FED is a tool designed for efficient deduplication of data, leveraging modern computational frameworks.
Before using FED, ensure the following are installed on your system:
- CUDA: For GPU acceleration.
- MPI: For parallel processing.
- CMake: For build automation.
If you use Conda, you can install the prerequisites as follows:
conda install -c conda-forge mpi4py cmake
conda install -c conda-forge cudatoolkit-dev
The table below summarizes the hardware and software configurations used in this project. (For more details, please refer to Table 1 in the paper.)
Component | Specification |
---|---|
CPU | 1 × AMD EPYC 7502 32-Core Processor |
Memory | 8 × 64GB DDR4 DIMM |
GPU | 4 × NVIDIA Tesla V100 |
OS | Ubuntu 20.04.6 (kernel 5.4.0-100) |
Compiler | nvcc 12.4, GCC 9.4 |
GPU Driver | 520.61.05 |
MPI Version | 4.1 |
CUDA Version | 12.4 |
Follow these steps to build FED:
mkdir build
cd build
cmake ..
make -j
- The input directory should contain multiple
.jsonl
files. - For large JSONL files, it is recommended to split the data into chunks of size
MAX_LINE
and store them separately before proceeding with the deduplication process.- The current code assumes a setting where each JSONL file contains MAX_LINE(=30,000) documents.
- You can adjust the value of
MAX_LINE
based on the available memory, and update the adjusted value insrc/param.h
.
- This code assumes that the JSONL files contain only the
text
field.- If other fields are present, a parsing process will be required. The parsing logic can be found in
src/util.cpp
, but it is currently commented out in this version.

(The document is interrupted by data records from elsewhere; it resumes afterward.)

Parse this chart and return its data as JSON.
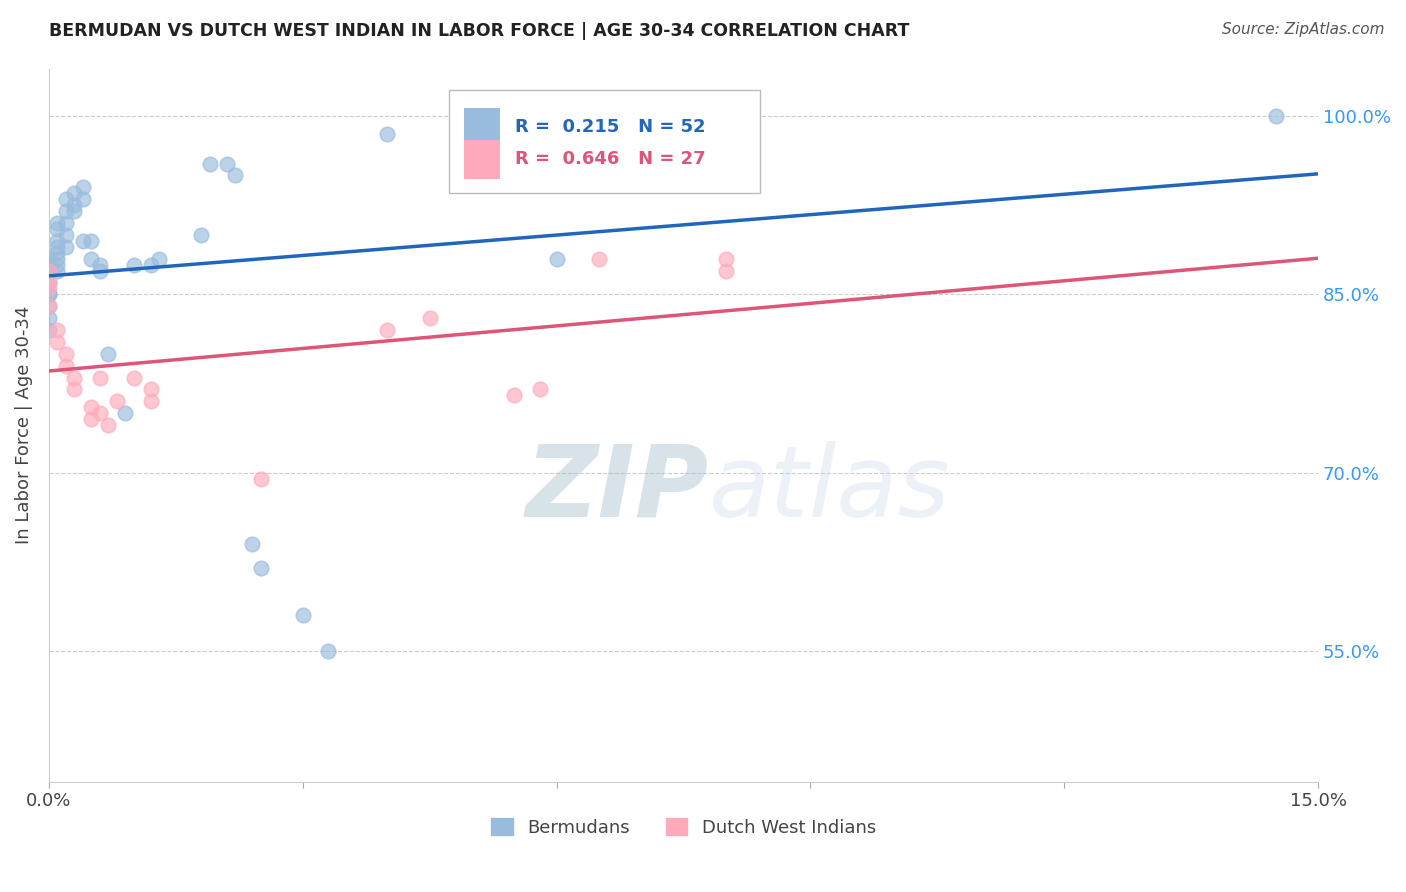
{
  "title": "BERMUDAN VS DUTCH WEST INDIAN IN LABOR FORCE | AGE 30-34 CORRELATION CHART",
  "source": "Source: ZipAtlas.com",
  "ylabel": "In Labor Force | Age 30-34",
  "legend_blue_label": "Bermudans",
  "legend_pink_label": "Dutch West Indians",
  "r_blue": 0.215,
  "n_blue": 52,
  "r_pink": 0.646,
  "n_pink": 27,
  "xlim": [
    0.0,
    0.15
  ],
  "ylim": [
    0.44,
    1.04
  ],
  "yticks": [
    0.55,
    0.7,
    0.85,
    1.0
  ],
  "ytick_labels": [
    "55.0%",
    "70.0%",
    "85.0%",
    "100.0%"
  ],
  "xticks": [
    0.0,
    0.03,
    0.06,
    0.09,
    0.12,
    0.15
  ],
  "xtick_labels": [
    "0.0%",
    "",
    "",
    "",
    "",
    "15.0%"
  ],
  "blue_scatter_color": "#99BBDD",
  "pink_scatter_color": "#FFAABB",
  "blue_line_color": "#2266BB",
  "pink_line_color": "#DD5577",
  "watermark_zip": "ZIP",
  "watermark_atlas": "atlas",
  "blue_points_x": [
    0.0,
    0.0,
    0.0,
    0.0,
    0.0,
    0.0,
    0.0,
    0.0,
    0.0,
    0.0,
    0.001,
    0.001,
    0.001,
    0.001,
    0.001,
    0.001,
    0.001,
    0.001,
    0.002,
    0.002,
    0.002,
    0.002,
    0.002,
    0.003,
    0.003,
    0.003,
    0.004,
    0.004,
    0.004,
    0.005,
    0.005,
    0.006,
    0.006,
    0.007,
    0.009,
    0.01,
    0.012,
    0.013,
    0.018,
    0.019,
    0.021,
    0.022,
    0.024,
    0.025,
    0.03,
    0.033,
    0.04,
    0.05,
    0.06,
    0.067,
    0.08,
    0.145
  ],
  "blue_points_y": [
    0.875,
    0.87,
    0.87,
    0.88,
    0.86,
    0.85,
    0.85,
    0.84,
    0.83,
    0.82,
    0.91,
    0.905,
    0.895,
    0.89,
    0.885,
    0.88,
    0.875,
    0.87,
    0.93,
    0.92,
    0.91,
    0.9,
    0.89,
    0.935,
    0.925,
    0.92,
    0.94,
    0.93,
    0.895,
    0.895,
    0.88,
    0.875,
    0.87,
    0.8,
    0.75,
    0.875,
    0.875,
    0.88,
    0.9,
    0.96,
    0.96,
    0.95,
    0.64,
    0.62,
    0.58,
    0.55,
    0.985,
    0.985,
    0.88,
    0.985,
    0.99,
    1.0
  ],
  "pink_points_x": [
    0.0,
    0.0,
    0.0,
    0.0,
    0.001,
    0.001,
    0.002,
    0.002,
    0.003,
    0.003,
    0.005,
    0.005,
    0.006,
    0.006,
    0.007,
    0.008,
    0.01,
    0.012,
    0.012,
    0.025,
    0.04,
    0.045,
    0.055,
    0.058,
    0.065,
    0.08,
    0.08
  ],
  "pink_points_y": [
    0.87,
    0.86,
    0.855,
    0.84,
    0.82,
    0.81,
    0.8,
    0.79,
    0.78,
    0.77,
    0.755,
    0.745,
    0.75,
    0.78,
    0.74,
    0.76,
    0.78,
    0.77,
    0.76,
    0.695,
    0.82,
    0.83,
    0.765,
    0.77,
    0.88,
    0.88,
    0.87
  ]
}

- If other fields are present, a parsing process will be required. The parsing logic can be found in
- Other parameters can be modified in src/param.h.
- The default settings are configured for processing RealNews dataset in our environment.

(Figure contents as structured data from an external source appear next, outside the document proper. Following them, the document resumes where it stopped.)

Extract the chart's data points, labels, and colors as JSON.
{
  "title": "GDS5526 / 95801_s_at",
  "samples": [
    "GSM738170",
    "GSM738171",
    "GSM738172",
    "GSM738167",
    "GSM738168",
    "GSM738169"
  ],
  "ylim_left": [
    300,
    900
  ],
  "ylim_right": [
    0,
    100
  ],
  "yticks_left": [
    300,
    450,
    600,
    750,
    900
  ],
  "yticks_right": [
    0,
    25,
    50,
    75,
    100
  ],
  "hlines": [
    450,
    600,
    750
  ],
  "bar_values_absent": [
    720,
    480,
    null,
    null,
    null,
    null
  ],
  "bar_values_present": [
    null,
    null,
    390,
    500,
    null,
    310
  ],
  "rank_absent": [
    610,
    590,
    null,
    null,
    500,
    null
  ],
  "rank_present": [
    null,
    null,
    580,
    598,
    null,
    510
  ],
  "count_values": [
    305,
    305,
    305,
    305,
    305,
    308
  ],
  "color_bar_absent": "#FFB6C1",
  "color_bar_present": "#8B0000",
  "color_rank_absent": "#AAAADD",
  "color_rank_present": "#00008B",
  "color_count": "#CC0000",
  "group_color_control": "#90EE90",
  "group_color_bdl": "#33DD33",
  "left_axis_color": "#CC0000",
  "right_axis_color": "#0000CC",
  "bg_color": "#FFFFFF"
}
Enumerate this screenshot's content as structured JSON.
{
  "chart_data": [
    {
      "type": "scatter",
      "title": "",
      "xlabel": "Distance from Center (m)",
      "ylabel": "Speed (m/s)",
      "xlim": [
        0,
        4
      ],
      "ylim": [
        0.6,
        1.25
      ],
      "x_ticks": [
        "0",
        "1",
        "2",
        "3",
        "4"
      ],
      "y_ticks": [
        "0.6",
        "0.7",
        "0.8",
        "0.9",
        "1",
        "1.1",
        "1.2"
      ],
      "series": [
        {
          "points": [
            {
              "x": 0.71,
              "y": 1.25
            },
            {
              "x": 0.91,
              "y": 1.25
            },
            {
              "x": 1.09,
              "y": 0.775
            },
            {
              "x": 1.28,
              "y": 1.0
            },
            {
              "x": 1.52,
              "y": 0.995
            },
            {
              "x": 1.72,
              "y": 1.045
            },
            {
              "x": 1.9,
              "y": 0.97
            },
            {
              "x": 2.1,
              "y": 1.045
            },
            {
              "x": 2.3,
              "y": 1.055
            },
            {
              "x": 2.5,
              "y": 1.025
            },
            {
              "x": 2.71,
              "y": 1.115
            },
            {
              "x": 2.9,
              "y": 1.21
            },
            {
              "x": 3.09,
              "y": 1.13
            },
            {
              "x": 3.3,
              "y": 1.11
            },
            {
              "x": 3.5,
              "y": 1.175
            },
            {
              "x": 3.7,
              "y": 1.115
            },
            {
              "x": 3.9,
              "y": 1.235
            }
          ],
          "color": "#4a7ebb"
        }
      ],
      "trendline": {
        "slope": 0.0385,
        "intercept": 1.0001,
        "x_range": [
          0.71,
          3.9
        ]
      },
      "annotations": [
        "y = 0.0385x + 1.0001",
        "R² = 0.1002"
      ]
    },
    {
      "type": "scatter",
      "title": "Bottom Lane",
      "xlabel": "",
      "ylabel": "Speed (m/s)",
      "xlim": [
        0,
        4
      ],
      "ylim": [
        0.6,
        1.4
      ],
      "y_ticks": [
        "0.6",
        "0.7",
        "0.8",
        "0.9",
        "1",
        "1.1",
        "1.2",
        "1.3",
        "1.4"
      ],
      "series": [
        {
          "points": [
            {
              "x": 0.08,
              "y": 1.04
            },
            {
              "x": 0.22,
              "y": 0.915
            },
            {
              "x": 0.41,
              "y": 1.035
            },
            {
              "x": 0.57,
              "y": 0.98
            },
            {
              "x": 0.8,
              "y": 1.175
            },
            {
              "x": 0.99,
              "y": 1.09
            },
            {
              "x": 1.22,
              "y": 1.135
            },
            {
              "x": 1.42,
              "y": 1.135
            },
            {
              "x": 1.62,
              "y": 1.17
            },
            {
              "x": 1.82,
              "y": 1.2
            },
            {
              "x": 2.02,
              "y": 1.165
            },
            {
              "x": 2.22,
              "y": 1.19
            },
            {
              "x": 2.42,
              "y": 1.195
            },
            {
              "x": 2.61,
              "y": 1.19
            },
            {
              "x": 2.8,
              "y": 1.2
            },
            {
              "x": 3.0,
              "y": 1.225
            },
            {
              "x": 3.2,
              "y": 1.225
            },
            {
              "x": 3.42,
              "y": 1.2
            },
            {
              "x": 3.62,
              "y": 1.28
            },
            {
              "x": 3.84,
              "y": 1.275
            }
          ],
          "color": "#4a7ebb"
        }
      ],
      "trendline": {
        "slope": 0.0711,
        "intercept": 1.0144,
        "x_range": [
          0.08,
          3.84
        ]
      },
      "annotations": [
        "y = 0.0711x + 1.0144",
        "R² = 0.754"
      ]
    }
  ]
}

- After final duplicate removal, the cleaned dataset is stored in JSONL format within the output directory.
Note: The time taken to save the final output file is excluded from the reported times in the paper. This exclusion ensures a fair comparison with the baseline methods.
To run the tool in single-process mode:
./main <input_directory> <output_directory>
To execute our experiment, we utilized MPI for parallel processing. Below are the commands for both mpirun and Slurm, which were used to run the code:
Using mpirun
mpirun -np <num_processes> ./main <input_directory> <output_directory>
Using Slurm
srun --ntasks=<ntasks> --cpus-per-task=<cpus-per-task> --gres=gpu:<num_gpus> --cpu-bind=cores --mpi=pmix --partition=<slurm partition> ./main <input_directory> <output_directory>
Note: In our experiment, we observed optimal performance when using mpirun with 4 processes per GPU. Note: While Slurm commands are provided for reference, all experiments in this study were conducted using mpirun.
To run the tool on multiple nodes with GPU resources:
mpirun -np <total_num_processes> -hostfile <hostfile> ./main <input_directory> <output_directory>
srun --ntasks-per-node=<tasks_per_node> --nodes=<num_nodes> —cpus-per-task=<cpus-per-task> --gres=gpu:<num_gpus> --mpi=pmix --partition=<partition_name> ./main <input_directory> <output_directory>
Note: Our experiment was tested up to 4 nodes. In a multi-node environment, the performance was optimal when the total number of processes was kept under 16. For example, with 4 nodes, we used 4 processes per node.